Впрочем, вербальная медиализация культуры была для русской читающей аудитории привычной: уже к середине XIX века борьба между литературой (и другими видами искусства) – с одной стороны, и критикой (вкупе с публицистикой), распространяемой через журналы и газеты, – с другой, составляла основной «нерв» культуры и общественной жизни [5]. В той или иной степени эти процессы продолжались и в культуре Серебряного века. В начале ХХ века Ленин в работах «С чего начать?» и «Что делать?» обосновал принцип, согласно которому периодическая печать является тем медиумом, который выполняет в области политики не только агитационные и пропагандистские функции, но и функции организационные [6]. Эти социокультурные функции периодики были особенно эффективны в социально-политическом ключе по сравнению с художественно-эстетическими и коммуникативными функциями искусства (в том числе словесного искусства – поэзии, драматургии и художественной прозы). В 1920-е годы этот принцип стал доминирующим в организации, управлении и политическом регулировании социокультурных процессов.

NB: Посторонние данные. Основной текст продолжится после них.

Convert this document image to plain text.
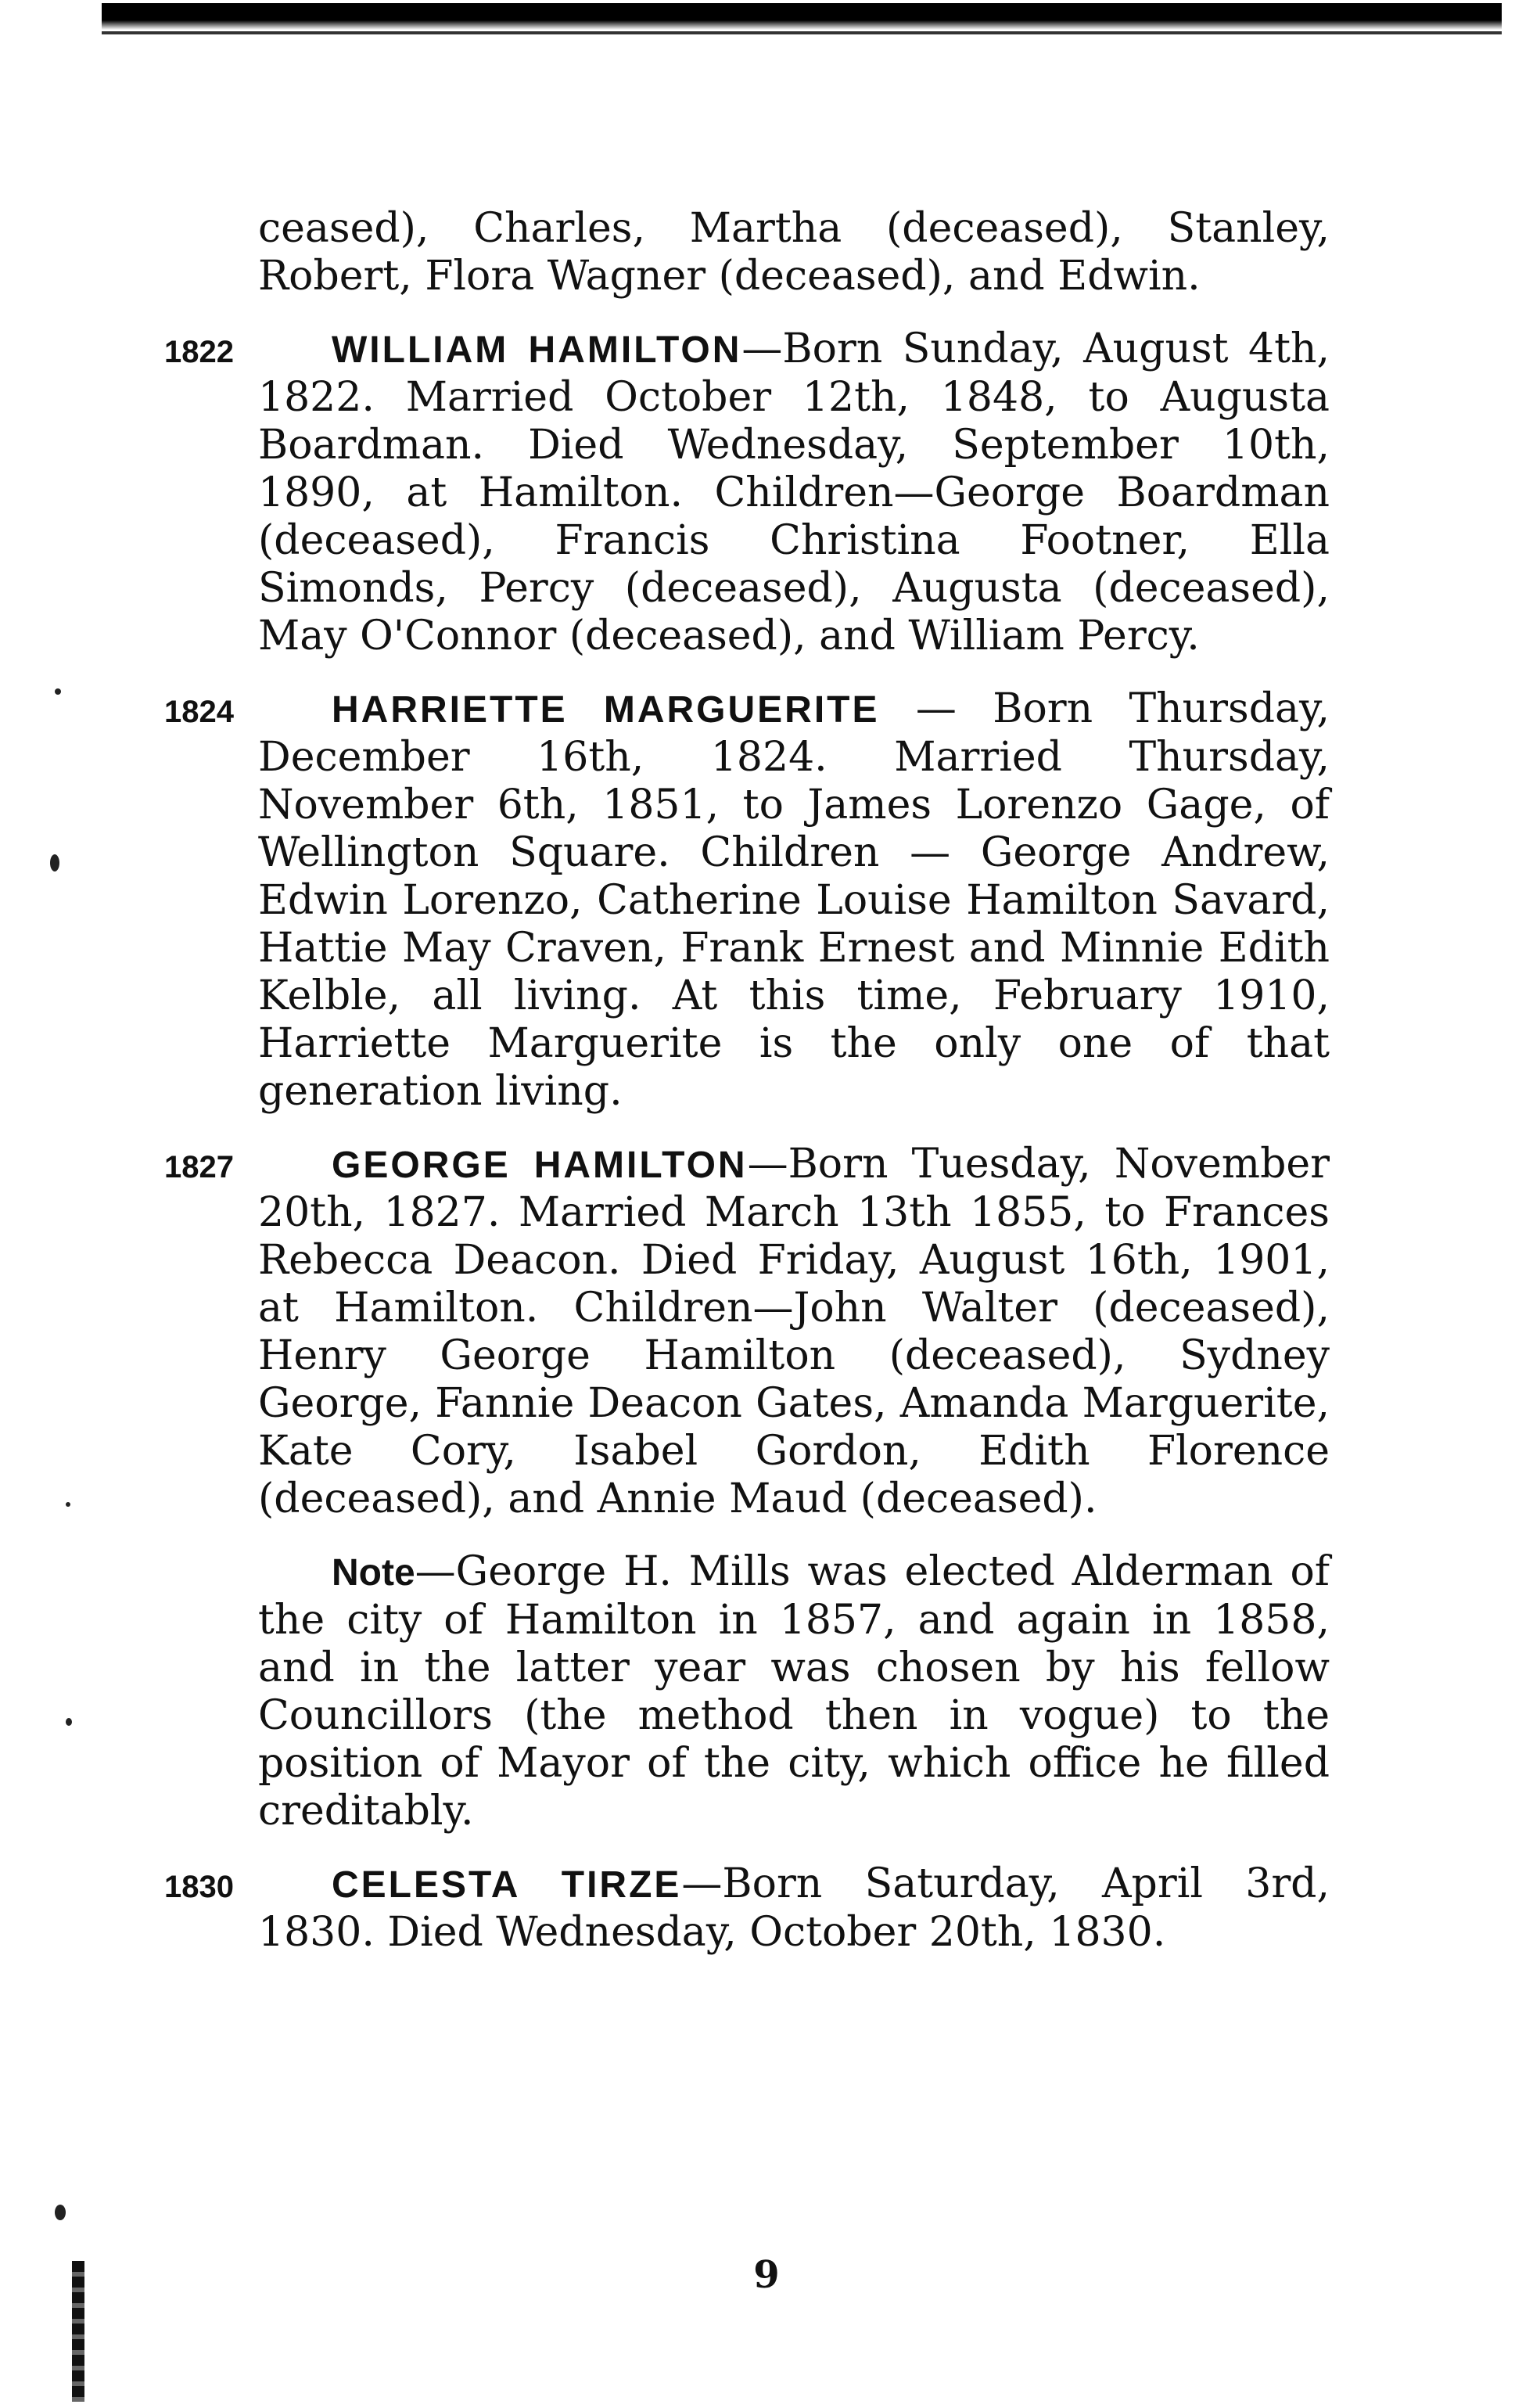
ceased), Charles, Martha (deceased), Stanley, Robert, Flora Wagner (deceased), and Edwin.

1822	WILLIAM HAMILTON—Born Sunday, August 4th, 1822. Married October 12th, 1848, to Augusta Boardman. Died Wednesday, September 10th, 1890, at Hamilton. Children—George Boardman (deceased), Francis Christina Footner, Ella Simonds, Percy (deceased), Augusta (deceased), May O'Connor (deceased), and William Percy.

1824	HARRIETTE MARGUERITE — Born Thursday, December 16th, 1824. Married Thursday, November 6th, 1851, to James Lorenzo Gage, of Wellington Square. Children — George Andrew, Edwin Lorenzo, Catherine Louise Hamilton Savard, Hattie May Craven, Frank Ernest and Minnie Edith Kelble, all living. At this time, February 1910, Harriette Marguerite is the only one of that generation living.

1827	GEORGE HAMILTON—Born Tuesday, November 20th, 1827. Married March 13th 1855, to Frances Rebecca Deacon. Died Friday, August 16th, 1901, at Hamilton. Children—John Walter (deceased), Henry George Hamilton (deceased), Sydney George, Fannie Deacon Gates, Amanda Marguerite, Kate Cory, Isabel Gordon, Edith Florence (deceased), and Annie Maud (deceased).

Note—George H. Mills was elected Alderman of the city of Hamilton in 1857, and again in 1858, and in the latter year was chosen by his fellow Councillors (the method then in vogue) to the position of Mayor of the city, which office he filled creditably.

1830	CELESTA TIRZE—Born Saturday, April 3rd, 1830. Died Wednesday, October 20th, 1830.

9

Власть вербальных медиа во многом сохранялась и в 1930-е, и в 1940-е годы, накладывая свой волевой отпечаток на большинство смежных явлений культуры – литературу, театр, кино, изобразительное и музыкальное искусство (достаточно вспомнить воздействие многократно переиздаваемых и повсеместно насаждаемых «Краткого курса истории ВКП (б)» и сталинских «Вопросов ленинизма»). Эта и подобная ей партийная публицистика составляла, несомненно, целенаправленный и основополагающий «мейнстрим» всей сталинской эпохи.

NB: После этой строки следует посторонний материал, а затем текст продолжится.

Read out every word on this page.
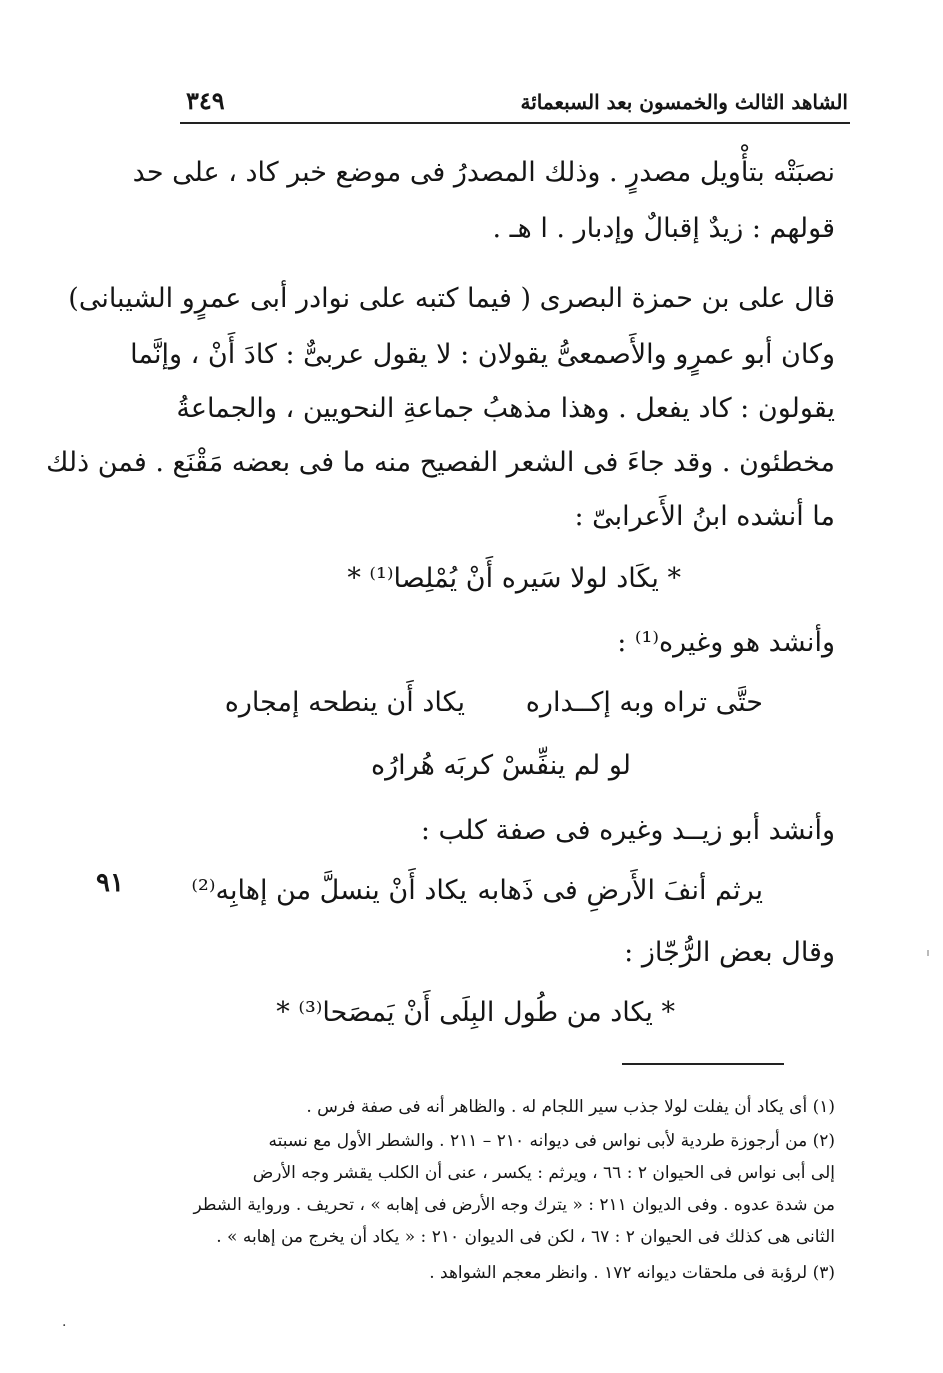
الشاهد الثالث والخمسون بعد السبعمائة
٣٤٩
نصبَتْه بتأْويل مصدرٍ . وذلك المصدرُ فى موضع خبر كاد ، على حد
قولهم : زيدٌ إقبالٌ وإدبار . ا هـ .
قال على بن حمزة البصرى ( فيما كتبه على نوادر أبى عمرٍو الشيبانى)
وكان أبو عمرٍو والأَصمعىُّ يقولان : لا يقول عربىٌّ : كادَ أَنْ ، وإنَّما
يقولون : كاد يفعل . وهذا مذهبُ جماعةِ النحويين ، والجماعةُ
مخطئون . وقد جاءَ فى الشعر الفصيح منه ما فى بعضه مَقْنَع . فمن ذلك
ما أنشده ابنُ الأَعرابىّ :
* يكَاد لولا سَيره أَنْ يُمْلِصا⁽¹⁾ *
وأنشد هو وغيره⁽¹⁾ :
حتَّى تراه وبه إكــداره
يكاد أَن ينطحه إمجاره
لو لم ينفِّسْ كربَه هُرارُه
وأنشد أبو زيــد وغيره فى صفة كلب :
يرثم أنفَ الأَرضِ فى ذَهابه
يكاد أَنْ ينسلَّ من إهابِه⁽²⁾
٩١
وقال بعض الرُّجّاز :
* يكاد من طُول البِلَى أَنْ يَمصَحا⁽³⁾ *
(١) أى يكاد أن يفلت لولا جذب سير اللجام له . والظاهر أنه فى صفة فرس .
(٢) من أرجوزة طردية لأبى نواس فى ديوانه ٢١٠ – ٢١١ . والشطر الأول مع نسبته
إلى أبى نواس فى الحيوان ٢ : ٦٦ ، ويرثم : يكسر ، عنى أن الكلب يقشر وجه الأرض
من شدة عدوه . وفى الديوان ٢١١ : « يترك وجه الأرض فى إهابه » ، تحريف . ورواية الشطر
الثانى هى كذلك فى الحيوان ٢ : ٦٧ ، لكن فى الديوان ٢١٠ : « يكاد أن يخرج من إهابه » .
(٣) لرؤبة فى ملحقات ديوانه ١٧٢ . وانظر معجم الشواهد .
·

Однако на него последовательно наслаивались и другие медиа, обретавшие все большую влиятельность и распространенность в Советском Союзе этого времени – Всесоюзное радио и советское кино, создававшие для «пропагандистского слова» емкий аудиальный и визуальный контекст. Слово стало не только читаемым, но и звучащим на радио; кино же (а вместе с ним и фотография) сделало наглядными образы людей, произносящих важные слова, распространяющих словесно ключевые идеи эпохи и своим поведением, и речью демонстрирующих общественно необходимую деятельность. В результате «управляющие» культурой медиа, собранные в виде «пучка», приобрели синтетический и объемный, многомерный характер. Правда, и новые, технизированные «расширения» слова: радио, фотография и кино – по сравнению с вербализованной политикой в публицистической форме – имели второстепенный, подчиненный слову характер.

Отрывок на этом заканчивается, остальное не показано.